Case Name: Mobileframe LLC v. Proctor Productions, Inc.
Case No.: 1-13-CV-255909
On June 27, 2013, plaintiff Mobileframe LLC (“Plaintiff”) entered into a written contract to provide software licenses and professional services on a time and materials basis to defendant Proctor Productions, Inc. (“Defendant”). (See first amended complaint (“FAC”), ¶ 6, exh. A.) According to the contract that is the subject of the FAC, Defendant agreed to pay $17,000 for Plaintiff’s services; however, note 4 of section 2.0 of the contract—entitled “Pricing Proposal”—also provides that:
The license fees quoted for the mobile application is an estimate only based on an assumed 60 hours of labor required to build the application. Actual hours may vary and any additional hours required will increase the license fee at the rate of $200/hour of additional labor required to complete the applications. Reference Section 6.0 below for Scope of Work.
(FAC, exh. A (“Contract”), § 2.0 (“Pricing Proposal), note 4.)
Note 8 of the Contract states:
This is a time and materials based contract. MobileFrame estimates the professional services will require approximately 36 labor hours, excluding training. Any additional hours required will increase the professional services costs at the rate of $200/hour of additional labor require to complete the scope of effort.
(FAC, exh. A (“Contract”), § 2.0 (“Pricing Proposal), note 8.)

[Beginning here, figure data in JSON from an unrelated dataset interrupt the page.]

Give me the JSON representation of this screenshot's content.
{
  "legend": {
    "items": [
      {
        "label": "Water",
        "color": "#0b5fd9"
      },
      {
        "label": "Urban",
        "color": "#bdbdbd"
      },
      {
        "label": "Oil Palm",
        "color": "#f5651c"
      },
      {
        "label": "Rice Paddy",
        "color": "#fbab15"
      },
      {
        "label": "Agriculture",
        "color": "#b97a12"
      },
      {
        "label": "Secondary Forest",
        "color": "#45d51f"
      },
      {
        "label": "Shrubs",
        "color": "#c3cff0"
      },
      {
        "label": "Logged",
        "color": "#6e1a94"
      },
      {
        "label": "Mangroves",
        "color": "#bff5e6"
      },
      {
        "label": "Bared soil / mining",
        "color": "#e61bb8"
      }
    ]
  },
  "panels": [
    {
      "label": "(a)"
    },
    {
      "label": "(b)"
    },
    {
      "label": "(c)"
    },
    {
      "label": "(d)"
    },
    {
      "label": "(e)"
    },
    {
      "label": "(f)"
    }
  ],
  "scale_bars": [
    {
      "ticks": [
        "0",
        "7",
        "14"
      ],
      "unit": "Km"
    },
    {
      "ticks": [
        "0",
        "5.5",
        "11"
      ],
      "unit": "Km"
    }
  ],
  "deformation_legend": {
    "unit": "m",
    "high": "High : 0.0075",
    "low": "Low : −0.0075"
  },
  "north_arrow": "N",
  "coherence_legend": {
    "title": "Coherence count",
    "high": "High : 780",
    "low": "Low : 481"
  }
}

The first amended complaint alleges that “Plaintiff has performed an additional 10 hours of professional services billable, pursuant to notes 4 and 8 of the subject contract, that have not been paid, in the amount of $2,000.00 (Two Thousand dollars).” (FAC, ¶ 14.) Defendant apparently paid the $17,000 specified by the Contract, but, on October 28, 2013, Jen Patterson—the manager of the software project—sent an email that stated “we are not willing to pay any more than we already have.” (FAC, ¶ 15.) Plaintiff asserts that they are entitled to contractual and fraud damages in the amount of $28,800.

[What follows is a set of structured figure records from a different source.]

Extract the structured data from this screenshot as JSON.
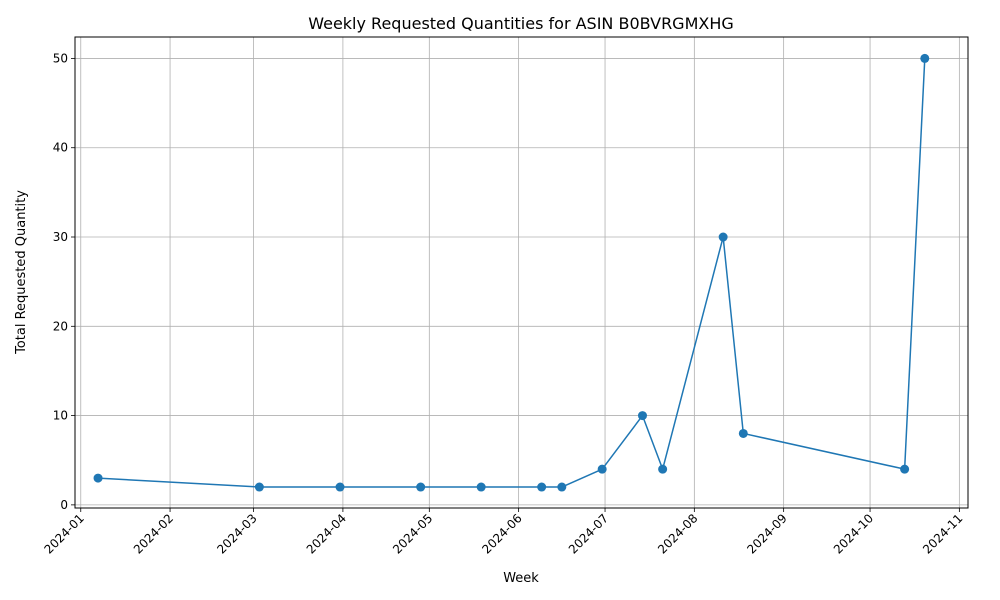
{
  "chart_data": {
    "type": "line",
    "title": "Weekly Requested Quantities for ASIN B0BVRGMXHG",
    "xlabel": "Week",
    "ylabel": "Total Requested Quantity",
    "x_ticks": [
      "2024-01",
      "2024-02",
      "2024-03",
      "2024-04",
      "2024-05",
      "2024-06",
      "2024-07",
      "2024-08",
      "2024-09",
      "2024-10",
      "2024-11"
    ],
    "y_ticks": [
      0,
      10,
      20,
      30,
      40,
      50
    ],
    "ylim": [
      -0.35,
      52.4
    ],
    "xlim": [
      "2023-12-30",
      "2024-11-04"
    ],
    "grid": true,
    "marker": "circle",
    "color": "#1f77b4",
    "series": [
      {
        "x": [
          "2024-01-07",
          "2024-03-03",
          "2024-03-31",
          "2024-04-28",
          "2024-05-19",
          "2024-06-09",
          "2024-06-16",
          "2024-06-30",
          "2024-07-14",
          "2024-07-21",
          "2024-08-11",
          "2024-08-18",
          "2024-10-13",
          "2024-10-20"
        ],
        "y": [
          3,
          2,
          2,
          2,
          2,
          2,
          2,
          4,
          10,
          4,
          30,
          8,
          4,
          50
        ]
      }
    ]
  }
}
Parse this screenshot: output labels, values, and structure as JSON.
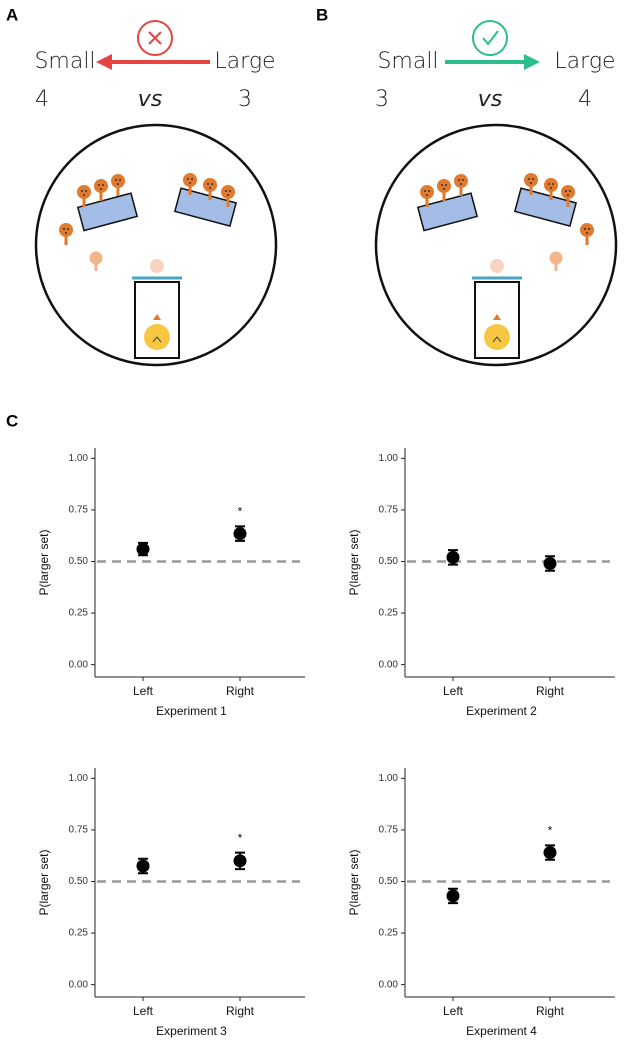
{
  "panels": [
    {
      "label": "A",
      "left": "Small",
      "right": "Large",
      "left_count": 4,
      "vs": "vs",
      "right_count": 3
    },
    {
      "label": "B",
      "left": "Small",
      "right": "Large",
      "left_count": 3,
      "vs": "vs",
      "right_count": 4
    }
  ],
  "panel_c_label": "C",
  "chart_data": [
    {
      "type": "dot_errorbar",
      "x_label": "Experiment 1",
      "y_label": "P(larger set)",
      "categories": [
        "Left",
        "Right"
      ],
      "values": [
        0.56,
        0.635
      ],
      "errors": [
        0.03,
        0.035
      ],
      "significance": [
        null,
        "*"
      ],
      "reference_line": 0.5,
      "color": "#000000",
      "ylim": [
        -0.06,
        1.05
      ],
      "yticks": [
        {
          "value": 0,
          "label": "0.00"
        },
        {
          "value": 0.25,
          "label": "0.25"
        },
        {
          "value": 0.5,
          "label": "0.50"
        },
        {
          "value": 0.75,
          "label": "0.75"
        },
        {
          "value": 1,
          "label": "1.00"
        }
      ]
    },
    {
      "type": "dot_errorbar",
      "x_label": "Experiment 2",
      "y_label": "P(larger set)",
      "categories": [
        "Left",
        "Right"
      ],
      "values": [
        0.52,
        0.49
      ],
      "errors": [
        0.035,
        0.035
      ],
      "significance": [
        null,
        null
      ],
      "reference_line": 0.5,
      "color": "#000000",
      "ylim": [
        -0.06,
        1.05
      ],
      "yticks": [
        {
          "value": 0,
          "label": "0.00"
        },
        {
          "value": 0.25,
          "label": "0.25"
        },
        {
          "value": 0.5,
          "label": "0.50"
        },
        {
          "value": 0.75,
          "label": "0.75"
        },
        {
          "value": 1,
          "label": "1.00"
        }
      ]
    },
    {
      "type": "dot_errorbar",
      "x_label": "Experiment 3",
      "y_label": "P(larger set)",
      "categories": [
        "Left",
        "Right"
      ],
      "values": [
        0.575,
        0.6
      ],
      "errors": [
        0.035,
        0.04
      ],
      "significance": [
        null,
        "*"
      ],
      "reference_line": 0.5,
      "color": "#000000",
      "ylim": [
        -0.06,
        1.05
      ],
      "yticks": [
        {
          "value": 0,
          "label": "0.00"
        },
        {
          "value": 0.25,
          "label": "0.25"
        },
        {
          "value": 0.5,
          "label": "0.50"
        },
        {
          "value": 0.75,
          "label": "0.75"
        },
        {
          "value": 1,
          "label": "1.00"
        }
      ]
    },
    {
      "type": "dot_errorbar",
      "x_label": "Experiment 4",
      "y_label": "P(larger set)",
      "categories": [
        "Left",
        "Right"
      ],
      "values": [
        0.43,
        0.64
      ],
      "errors": [
        0.035,
        0.035
      ],
      "significance": [
        null,
        "*"
      ],
      "reference_line": 0.5,
      "color": "#000000",
      "ylim": [
        -0.06,
        1.05
      ],
      "yticks": [
        {
          "value": 0,
          "label": "0.00"
        },
        {
          "value": 0.25,
          "label": "0.25"
        },
        {
          "value": 0.5,
          "label": "0.50"
        },
        {
          "value": 0.75,
          "label": "0.75"
        },
        {
          "value": 1,
          "label": "1.00"
        }
      ]
    }
  ]
}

On February 18, 2014, the Court sustained the demurrer to the second cause of action of the complaint, stating, “Here, there is no factual basis for the amount of the $28,800 of damages or any damages beyond that of the contractual damages of $2000.”
On February 27, 2014, Plaintiff filed a first amended complaint for breach of contract and fraud, newly alleging that “Plaintiff has sustained damages in the amount of $28,800 as follows: $20,000 software licensing discount (¶ 10 herein), $2,000 labor discount (¶ 11 herein), $2,000 unpaid labor (¶ 14 herein), $1,625 sales commissions paid, also incurred $3,175 in out-of-pocket/reliance damages to estimate, prepare, negotiate and administer this contract.” (FAC, ¶ 22.) Defendant again demurs to the second cause of action for fraud.

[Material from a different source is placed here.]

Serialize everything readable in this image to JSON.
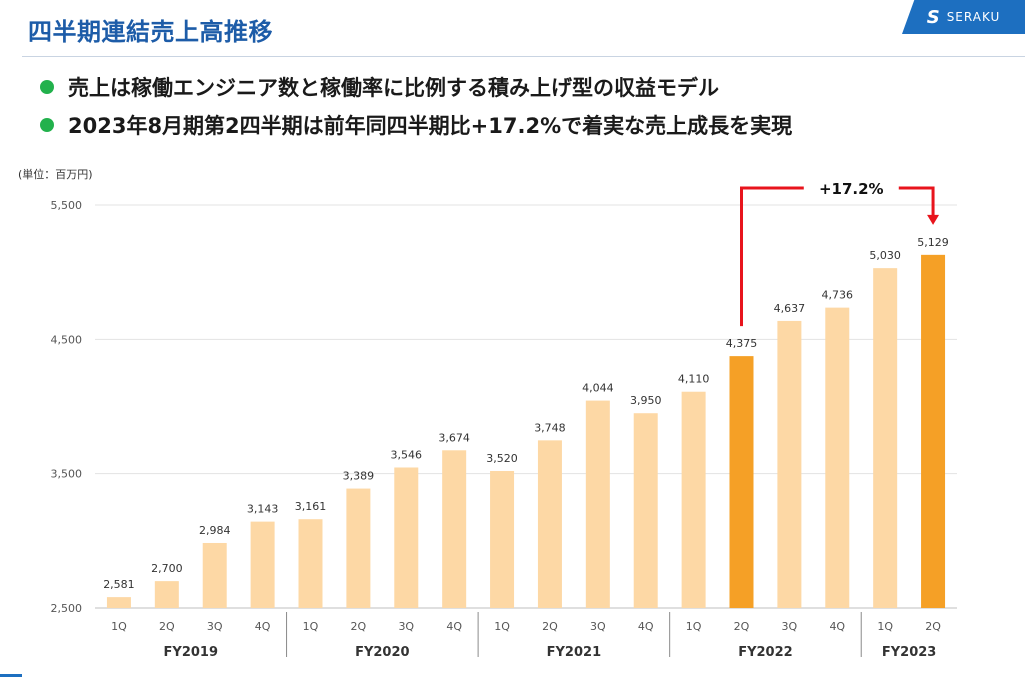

Here, the FAC adequately alleges facts with sufficient particularity regarding the amount of damages. It lists precisely what Plaintiffs believe to be the basis for the amount of damages. Further, the FAC alleges that Defendant entered into the contract without any intention of performing the portion of the contract that provides for additional work beyond the estimated 60 hours to be provided at $200 per hour, and reasonably relied on the terms of the contract. The demurrer to the second cause of action on the ground that it fails to allege facts with sufficient particularity, a misrepresentation or justifiable reliance is OVERRULED.
As to the demurrer to the second cause of action on the ground that it fails to allege facts supporting damages, the Court agrees with Defendant that most of the alleged $28,800 in damages cannot be recovered in either fraud or contract. The parties agreed to the terms of the Contract and the FAC specifically alleges that Plaintiff reasonably relied on those terms. Plaintiff may not recover any discounts given to Defendant; both parties are held to the terms of the contract as economic damages. Moreover, the sales commissions and the out-of-pocket/reliance damages to estimate, prepare, and negotiate the contract are not resulting damages. As previously stated in the prior order: “a defrauded party… may not recover benefit-of-the-bargain damages (i.e., damages placing him in the economic position he would have occupied had the representation been true), at least where the recovery is not premised on a specific property actually acquired by the defrauded party.” (Kenly v. Ukegawa (1993) 16 Cal.App.4th 49, 54.) That said, Plaintiff is correct that “a party may not demur to a portion of a cause of action [citation], but suggest that in appropriate circumstances a substantive defect which appears on the face of a complaint, but involves only a portion of a cause of action, may be the subject of a motion to strike.” (PH II, Inc. v. Super. Ct. (Ibershof) (1995) 33 Cal.App.4th 1680, 1681.) The FAC does allege damages as a result of the alleged promise without intent to perform: $2,000 of unpaid labor. Thus, the demurrer to the second cause of action on the ground that it fails to allege facts supporting any damages is OVERRULED.